Во-первых, советский природный газ был и остается основным источником денежных поступлений, учитывая крупнейшие в мире запасы. На тот момент критически важной задачей для СССР было наладить успешную работу Сибирского трубопровода, прежде чем заработает газовая альтернатива на Западе, такая, как огромное месторождение Тролл в Норвегии. Мы намеренно ускорили процесс на политическом уровне, чтобы обеспечить замену сибирскому газу, даже несмотря на более высокую цену — я называл это «платой за безопасность».
А вторым важнейшим аспектом, помимо природного газа, была нефть. Не стоит удивляться тому, что тактика состояла в работе с нашими саудовскими друзьями с целью снизить цену на нефть и увеличить объемы ее выработки. Эта тактика во многом похожа на то, что они делают сегодня, чтобы возместить недостачи выработки на Ближнем Востоке и в Северной Африке из-за народных волнений, происходящих там. Саудовцы повели себя сговорчиво в плане повышения добычи.
— Как Билл Кейси (директор ЦРУ – В.К.) смог убедить саудовцев снизить цены на нефть? И в чем, на ваш взгляд, заключался интерес саудитов в участии в данном проекте США?

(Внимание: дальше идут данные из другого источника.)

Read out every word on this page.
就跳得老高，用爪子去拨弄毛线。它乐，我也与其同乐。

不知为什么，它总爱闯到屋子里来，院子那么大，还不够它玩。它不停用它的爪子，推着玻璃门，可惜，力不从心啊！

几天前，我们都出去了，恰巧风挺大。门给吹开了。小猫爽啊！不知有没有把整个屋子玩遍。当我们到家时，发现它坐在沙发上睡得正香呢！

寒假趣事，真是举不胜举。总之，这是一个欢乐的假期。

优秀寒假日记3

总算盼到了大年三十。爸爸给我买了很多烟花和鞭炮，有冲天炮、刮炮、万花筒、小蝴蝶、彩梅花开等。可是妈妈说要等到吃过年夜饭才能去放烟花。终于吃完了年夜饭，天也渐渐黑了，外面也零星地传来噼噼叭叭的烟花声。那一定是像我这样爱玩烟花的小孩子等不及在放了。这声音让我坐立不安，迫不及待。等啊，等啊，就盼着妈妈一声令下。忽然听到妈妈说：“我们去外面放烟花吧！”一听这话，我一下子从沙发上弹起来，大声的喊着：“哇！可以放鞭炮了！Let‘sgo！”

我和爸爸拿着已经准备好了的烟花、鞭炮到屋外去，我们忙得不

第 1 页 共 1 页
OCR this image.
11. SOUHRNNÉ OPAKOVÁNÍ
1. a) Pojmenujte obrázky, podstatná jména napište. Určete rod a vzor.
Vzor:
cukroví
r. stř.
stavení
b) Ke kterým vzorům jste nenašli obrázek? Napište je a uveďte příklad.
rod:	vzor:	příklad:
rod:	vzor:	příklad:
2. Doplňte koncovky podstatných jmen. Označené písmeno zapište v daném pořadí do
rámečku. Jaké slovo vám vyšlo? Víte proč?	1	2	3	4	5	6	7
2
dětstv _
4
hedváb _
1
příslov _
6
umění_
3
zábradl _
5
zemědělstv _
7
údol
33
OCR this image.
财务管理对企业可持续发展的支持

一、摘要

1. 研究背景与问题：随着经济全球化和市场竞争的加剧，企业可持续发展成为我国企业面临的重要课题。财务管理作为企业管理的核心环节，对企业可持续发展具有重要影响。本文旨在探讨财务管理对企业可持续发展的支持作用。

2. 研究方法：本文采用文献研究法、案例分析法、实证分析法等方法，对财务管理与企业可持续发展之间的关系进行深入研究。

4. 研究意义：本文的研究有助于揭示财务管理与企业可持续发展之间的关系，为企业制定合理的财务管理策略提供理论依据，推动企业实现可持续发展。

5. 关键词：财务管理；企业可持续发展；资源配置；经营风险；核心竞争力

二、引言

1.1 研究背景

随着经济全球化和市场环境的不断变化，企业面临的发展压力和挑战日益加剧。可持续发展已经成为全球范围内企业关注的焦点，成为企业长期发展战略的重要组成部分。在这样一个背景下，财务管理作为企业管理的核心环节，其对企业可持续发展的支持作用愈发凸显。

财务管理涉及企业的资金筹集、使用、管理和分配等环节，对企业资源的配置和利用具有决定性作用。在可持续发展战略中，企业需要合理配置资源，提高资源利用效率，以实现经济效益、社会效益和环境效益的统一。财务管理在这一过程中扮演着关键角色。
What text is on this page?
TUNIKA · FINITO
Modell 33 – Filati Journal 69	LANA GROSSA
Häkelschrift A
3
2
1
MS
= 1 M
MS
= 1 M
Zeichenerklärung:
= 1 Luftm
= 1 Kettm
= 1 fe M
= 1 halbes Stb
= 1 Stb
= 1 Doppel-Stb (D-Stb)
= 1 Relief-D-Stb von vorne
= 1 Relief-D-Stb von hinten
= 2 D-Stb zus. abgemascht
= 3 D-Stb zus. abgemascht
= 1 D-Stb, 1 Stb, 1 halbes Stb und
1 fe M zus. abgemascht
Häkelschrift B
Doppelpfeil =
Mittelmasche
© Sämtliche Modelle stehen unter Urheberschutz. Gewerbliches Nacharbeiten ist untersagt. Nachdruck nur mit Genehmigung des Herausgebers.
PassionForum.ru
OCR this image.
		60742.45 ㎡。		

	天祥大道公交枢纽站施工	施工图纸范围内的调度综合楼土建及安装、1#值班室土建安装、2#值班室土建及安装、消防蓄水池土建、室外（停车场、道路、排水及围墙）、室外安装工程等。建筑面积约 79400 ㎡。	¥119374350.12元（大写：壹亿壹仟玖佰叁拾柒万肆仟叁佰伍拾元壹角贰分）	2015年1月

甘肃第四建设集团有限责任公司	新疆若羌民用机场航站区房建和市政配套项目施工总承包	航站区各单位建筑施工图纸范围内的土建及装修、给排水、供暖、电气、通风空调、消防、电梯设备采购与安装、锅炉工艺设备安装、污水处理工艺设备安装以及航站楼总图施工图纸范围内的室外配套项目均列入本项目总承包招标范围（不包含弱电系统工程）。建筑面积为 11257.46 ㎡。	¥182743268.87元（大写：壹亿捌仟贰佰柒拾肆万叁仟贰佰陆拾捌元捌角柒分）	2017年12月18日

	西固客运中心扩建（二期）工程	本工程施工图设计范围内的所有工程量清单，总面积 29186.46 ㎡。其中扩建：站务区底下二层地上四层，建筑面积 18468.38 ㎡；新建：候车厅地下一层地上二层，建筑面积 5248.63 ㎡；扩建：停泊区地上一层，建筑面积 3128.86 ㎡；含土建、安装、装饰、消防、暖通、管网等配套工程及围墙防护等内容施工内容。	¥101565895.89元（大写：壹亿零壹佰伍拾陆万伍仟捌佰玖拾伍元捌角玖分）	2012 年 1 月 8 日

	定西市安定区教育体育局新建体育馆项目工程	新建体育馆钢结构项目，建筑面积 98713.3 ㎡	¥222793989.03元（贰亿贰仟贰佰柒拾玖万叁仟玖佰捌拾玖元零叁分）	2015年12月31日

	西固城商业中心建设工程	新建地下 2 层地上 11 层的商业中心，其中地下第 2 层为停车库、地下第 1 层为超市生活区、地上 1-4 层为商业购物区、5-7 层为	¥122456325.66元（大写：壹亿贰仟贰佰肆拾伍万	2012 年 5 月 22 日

— Я бы сам хотел больше узнать об этом. В те времена мы работали с очень высокой скоростью, разделяли между собой рабочие обязанности и сразу же принимались за дело. В моем понимании, в то время директор Кейси имел очень хорошие отношения с Саудовской Аравией. Очевидно, что США представляли основу безопасности их королевства. И, я думаю, он смог их убедить, что это был решающий момент в истории взаимоотношений Востока и Запада, что советская система доходов в твердой валюте была ослаблена более, чем когда-либо ранее, и что доходы от экспорта нефти и газа.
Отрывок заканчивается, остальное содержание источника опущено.